Okay, so maybe 11 years and two months is a bit of a marathon record in a bad way, but you try working long days over 35 million miles from home, in temperature ranges of 170 degrees Fahrenheit, being blasted by solar radiation and occasional dust storms. I bet your marathon pace would be a bit off too.
Opportunity’s sister rover, Spirit, launched at the same time and operating on the opposite side of the planet, also blew through its design mission and lasted an extra five years before getting one of its wheels stuck in a sand trap in May of 2009. Communications with Spirit ended in 2010.

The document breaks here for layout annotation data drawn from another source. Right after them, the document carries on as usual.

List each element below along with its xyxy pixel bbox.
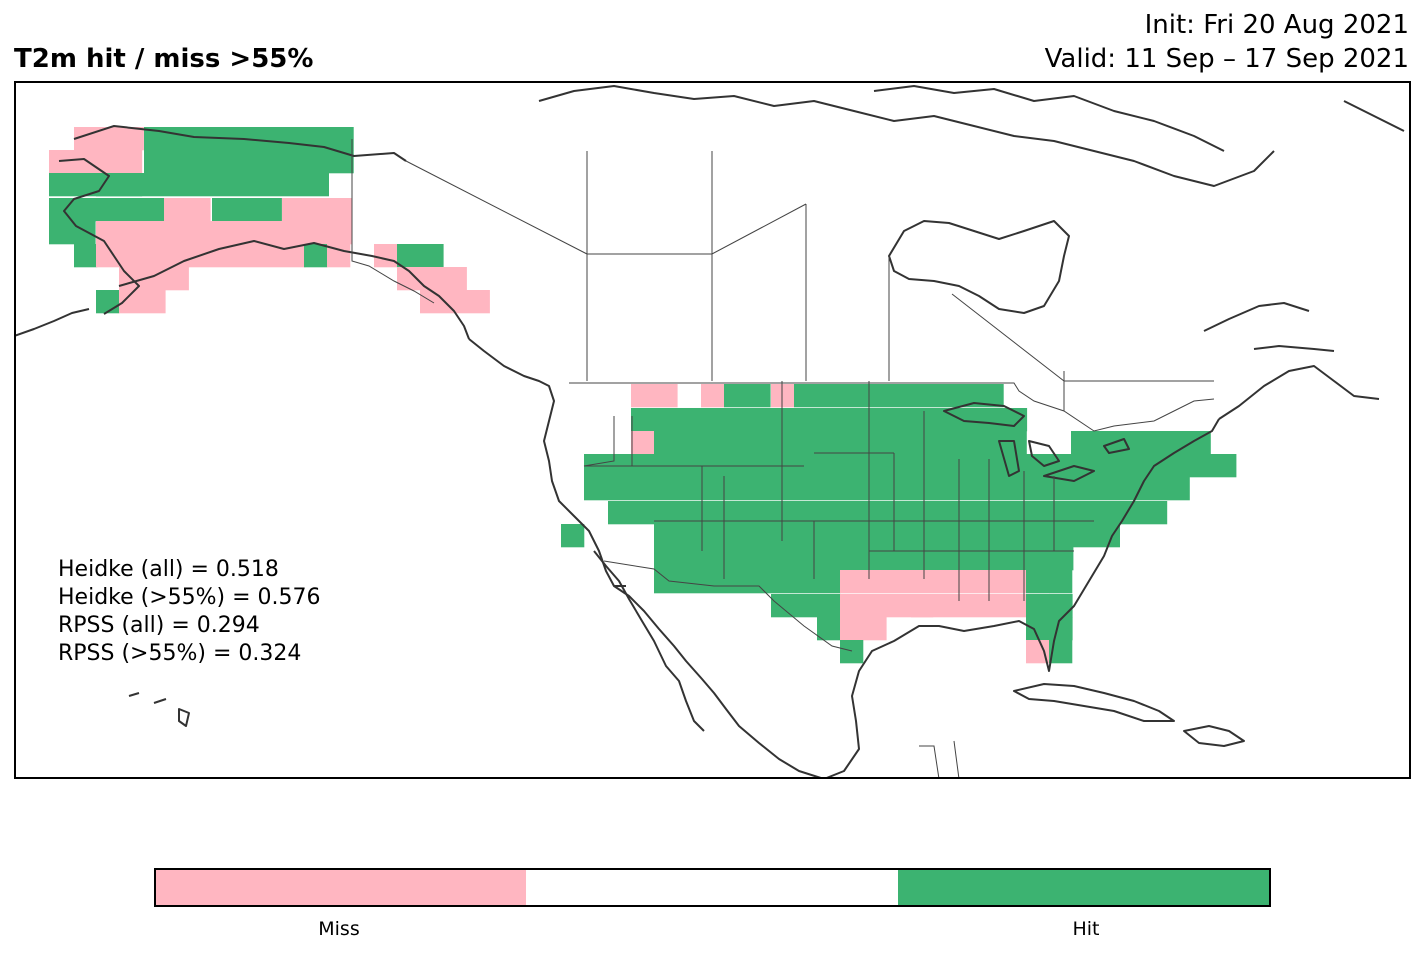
- miss-cell: [420, 290, 490, 314]
- miss-cell: [119, 290, 166, 314]
- hit-cell: [1026, 617, 1073, 641]
- hit-cell: [794, 384, 1004, 408]
- map-title: T2m hit / miss >55%: [14, 44, 314, 74]
- hudson-bay-coastline: [888, 220, 1070, 314]
- miss-cell: [119, 267, 189, 291]
- canada-provinces: [405, 151, 1214, 411]
- miss-cell: [840, 617, 887, 641]
- hit-cell: [1049, 570, 1073, 594]
- miss-cell: [397, 267, 467, 291]
- us-canada-border: [569, 382, 1215, 432]
- hit-cell: [144, 150, 354, 174]
- atlantic-canada-coastline: [1203, 302, 1380, 420]
- rpss-55-score: RPSS (>55%) = 0.324: [58, 641, 302, 666]
- miss-cell: [840, 594, 934, 618]
- hit-cell: [49, 221, 96, 245]
- miss-cell: [96, 221, 353, 245]
- great-lakes: [943, 402, 1130, 482]
- hit-cell: [724, 384, 771, 408]
- us-states: [583, 381, 1094, 601]
- miss-cell: [282, 198, 352, 222]
- hawaii-coastline: [128, 692, 190, 727]
- hit-cell: [654, 570, 841, 594]
- colorbar-neutral-segment: [526, 869, 898, 906]
- hit-cell: [1026, 570, 1050, 594]
- colorbar-hit-label: Hit: [1072, 918, 1100, 940]
- colorbar: [154, 868, 1271, 907]
- miss-cell: [631, 384, 678, 408]
- hit-cell: [1049, 640, 1073, 664]
- hit-cell: [1026, 594, 1073, 618]
- hit-cell: [817, 617, 841, 641]
- miss-cell: [74, 127, 144, 151]
- colorbar-miss-segment: [155, 869, 526, 906]
- miss-cell: [1026, 640, 1050, 664]
- hit-cell: [584, 477, 1190, 501]
- miss-cell: [701, 384, 725, 408]
- hit-cell: [74, 244, 98, 268]
- hit-cell: [654, 524, 1120, 548]
- hit-cell: [771, 594, 841, 618]
- gulf-coastline: [823, 418, 1220, 779]
- alaska-coastline: [14, 125, 470, 340]
- hit-cell: [561, 524, 585, 548]
- hit-cell: [212, 198, 282, 222]
- colorbar-miss-label: Miss: [318, 918, 360, 940]
- hit-cell: [631, 408, 1028, 432]
- init-date: Init: Fri 20 Aug 2021: [1144, 10, 1409, 40]
- hit-miss-grid: [49, 127, 1237, 664]
- hit-cell: [654, 431, 1027, 455]
- rpss-all-score: RPSS (all) = 0.294: [58, 613, 260, 638]
- forecast-map: [14, 81, 1411, 779]
- miss-cell: [840, 570, 1027, 594]
- hit-cell: [49, 198, 166, 222]
- valid-period: Valid: 11 Sep – 17 Sep 2021: [1044, 44, 1409, 74]
- hit-cell: [584, 454, 1237, 478]
- coastlines-and-borders: [14, 85, 1405, 779]
- arctic-coastline: [538, 85, 1405, 187]
- hit-cell: [304, 244, 328, 268]
- colorbar-frame: [154, 868, 1271, 907]
- miss-cell: [374, 244, 398, 268]
- alaska-canada-border: [351, 139, 435, 304]
- miss-cell: [327, 244, 351, 268]
- hispaniola-coastline: [1183, 725, 1245, 747]
- hit-cell: [840, 640, 864, 664]
- miss-cell: [631, 431, 655, 455]
- miss-cell: [164, 198, 211, 222]
- miss-cell: [49, 150, 143, 174]
- miss-cell: [911, 594, 1028, 618]
- hit-cell: [397, 244, 444, 268]
- hit-cell: [654, 547, 1074, 571]
- cuba-coastline: [1013, 683, 1175, 722]
- mexico-south-border: [919, 740, 960, 779]
- political-borders: [351, 139, 1215, 779]
- map-frame: [14, 81, 1411, 779]
- baja-coastline: [593, 550, 705, 732]
- heidke-55-score: Heidke (>55%) = 0.576: [58, 585, 321, 610]
- miss-cell: [771, 384, 795, 408]
- hit-cell: [608, 501, 1168, 525]
- hit-cell: [96, 173, 329, 197]
- colorbar-hit-segment: [898, 869, 1270, 906]
- heidke-all-score: Heidke (all) = 0.518: [58, 557, 279, 582]
- us-mexico-border: [603, 560, 853, 652]
- skill-scores: Heidke (all) = 0.518 Heidke (>55%) = 0.5…: [58, 556, 321, 668]
- hit-cell: [96, 290, 120, 314]
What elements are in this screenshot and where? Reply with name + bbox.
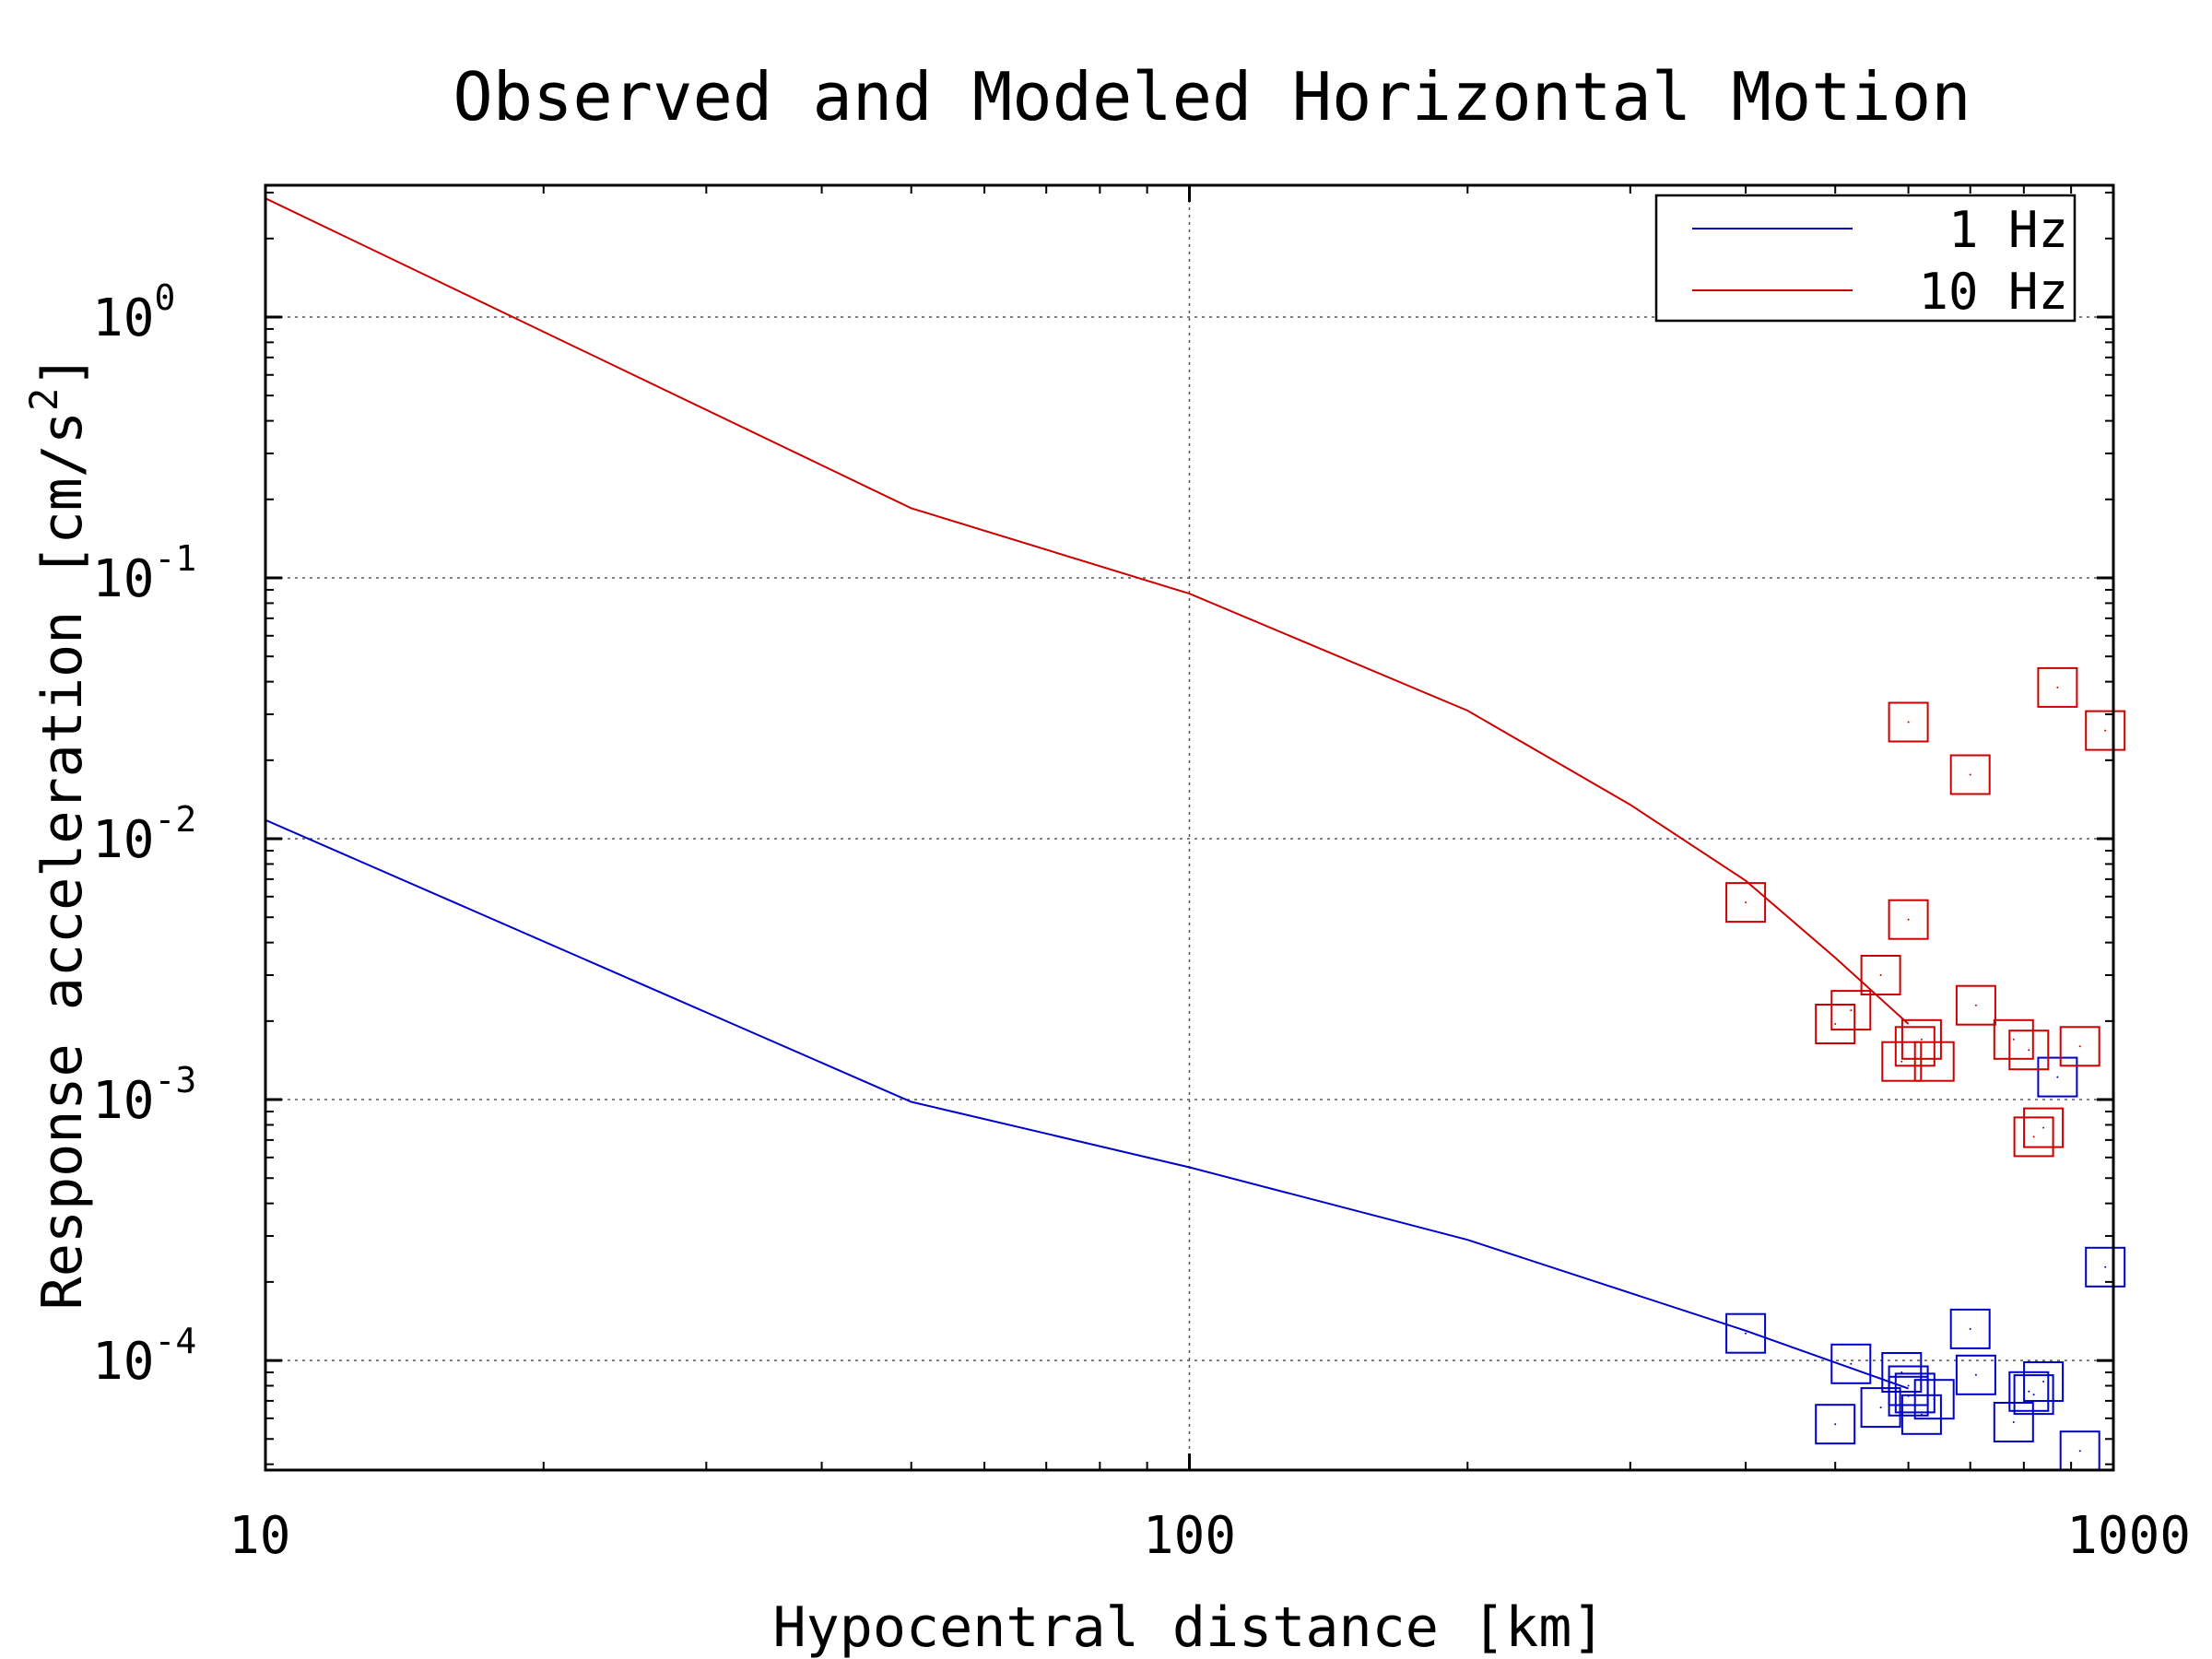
observed-point-center-10hz (2056, 686, 2059, 688)
observed-point-1hz (1913, 1379, 1955, 1420)
observed-point-10hz (1888, 899, 1929, 940)
x-axis-label: Hypocentral distance [km] (772, 1595, 1605, 1659)
y-tick-label: 10-2 (92, 799, 196, 870)
observed-point-1hz (1815, 1404, 1856, 1445)
observed-point-1hz (2008, 1371, 2050, 1412)
observed-point-10hz (2037, 666, 2078, 708)
observed-point-1hz (2085, 1246, 2126, 1288)
observed-point-10hz (1725, 882, 1767, 924)
observed-point-center-10hz (1745, 901, 1747, 904)
observed-point-1hz (1881, 1352, 1923, 1393)
observed-point-center-10hz (1969, 773, 1971, 776)
observed-point-center-1hz (1879, 1406, 1882, 1409)
y-axis-label: Response acceleration [cm/s2] (21, 355, 95, 1311)
observed-point-center-10hz (1907, 918, 1910, 921)
observed-point-1hz (1955, 1354, 1996, 1395)
y-tick-label: 100 (92, 277, 175, 348)
observed-point-center-10hz (1933, 1060, 1936, 1063)
x-tick-label: 10 (229, 1506, 290, 1566)
chart-title: Observed and Modeled Horizontal Motion (453, 58, 1971, 135)
observed-point-center-10hz (1974, 1004, 1977, 1006)
observed-point-10hz (2008, 1030, 2050, 1071)
observed-point-10hz (1949, 754, 1991, 795)
observed-points (1725, 666, 2126, 1472)
observed-point-1hz (1888, 1365, 1929, 1406)
observed-point-10hz (1900, 1018, 1942, 1060)
y-tick-label: 10-1 (92, 538, 196, 609)
observed-point-center-10hz (2028, 1049, 2030, 1052)
observed-point-center-1hz (1969, 1327, 1971, 1330)
x-tick-label: 100 (1143, 1506, 1236, 1566)
observed-point-center-10hz (1879, 974, 1882, 976)
observed-point-10hz (1993, 1018, 2034, 1060)
observed-point-1hz (2013, 1374, 2054, 1416)
observed-point-center-1hz (1920, 1413, 1923, 1416)
observed-point-center-10hz (1920, 1038, 1923, 1041)
tick-labels: 10-4 10-3 10-2 10-1 100 10 100 1000 (92, 277, 2191, 1566)
observed-point-1hz (2037, 1056, 2078, 1098)
observed-point-1hz (1949, 1308, 1991, 1349)
observed-point-1hz (2023, 1361, 2065, 1402)
observed-point-center-1hz (1834, 1423, 1837, 1426)
observed-point-center-10hz (1850, 1009, 1853, 1012)
observed-point-10hz (2059, 1026, 2100, 1067)
plot-frame (264, 183, 2115, 1472)
observed-point-10hz (1815, 1004, 1856, 1044)
legend-box (1654, 194, 2077, 323)
x-tick-label: 1000 (2066, 1506, 2191, 1566)
observed-point-center-1hz (2056, 1076, 2059, 1078)
observed-point-center-1hz (2032, 1394, 2035, 1396)
y-tick-label: 10-4 (92, 1321, 196, 1392)
observed-point-center-10hz (2012, 1038, 2015, 1041)
observed-point-center-10hz (1900, 1060, 1903, 1063)
observed-point-center-10hz (2042, 1126, 2045, 1129)
observed-point-center-1hz (1745, 1332, 1747, 1335)
model-line-10hz (265, 197, 1910, 1025)
observed-point-10hz (1830, 990, 1872, 1031)
observed-point-center-10hz (1834, 1023, 1837, 1025)
observed-point-1hz (1860, 1387, 1901, 1429)
observed-point-center-1hz (2042, 1381, 2045, 1382)
model-lines (265, 197, 1910, 1390)
model-line-1hz (265, 818, 1909, 1390)
observed-point-center-1hz (1850, 1362, 1853, 1365)
observed-point-10hz (1888, 701, 1929, 743)
observed-point-10hz (2085, 710, 2126, 751)
observed-point-center-10hz (2032, 1135, 2035, 1138)
observed-point-center-10hz (2104, 729, 2107, 732)
grid-lines (265, 185, 2113, 1470)
y-tick-label: 10-3 (92, 1060, 196, 1131)
observed-point-1hz (1830, 1343, 1872, 1384)
observed-point-center-1hz (2012, 1421, 2015, 1423)
observed-point-10hz (1913, 1041, 1955, 1082)
observed-point-10hz (1955, 984, 1996, 1026)
observed-point-1hz (1900, 1394, 1942, 1435)
observed-point-center-1hz (2078, 1450, 2081, 1453)
legend: 1 Hz 10 Hz (1654, 194, 2077, 323)
observed-point-center-10hz (1907, 721, 1910, 724)
observed-point-1hz (1725, 1312, 1767, 1354)
observed-point-center-1hz (1933, 1398, 1936, 1401)
observed-point-10hz (2013, 1116, 2054, 1158)
observed-point-center-10hz (2078, 1045, 2081, 1048)
observed-point-center-1hz (1907, 1384, 1910, 1387)
legend-label-1hz: 1 Hz (1948, 201, 2068, 259)
observed-point-10hz (2023, 1107, 2065, 1148)
observed-point-center-1hz (2104, 1265, 2107, 1268)
legend-label-10hz: 10 Hz (1918, 263, 2068, 321)
observed-point-center-1hz (2028, 1390, 2030, 1393)
observed-point-10hz (1860, 955, 1901, 995)
observed-point-center-1hz (1974, 1373, 1977, 1376)
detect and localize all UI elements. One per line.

During its time on Mars, Opportunity has discovered multiple lines of evidence for the existence of liquid water on Mars in days past including: spherules and hematite. With the data collected during Opportunity’s primary mission, NASA scientists concluded that the area the rover landed in was most likely once the coastline of a Martian sea.
Currently, over 26.2 miles from its landing site, Opportunity is in what has now been dubbed “Marathon Valley” on the edge of Endeavor Crater. Scientists are investigating a ridgeline of rocks unlike any others previously seen on Mars.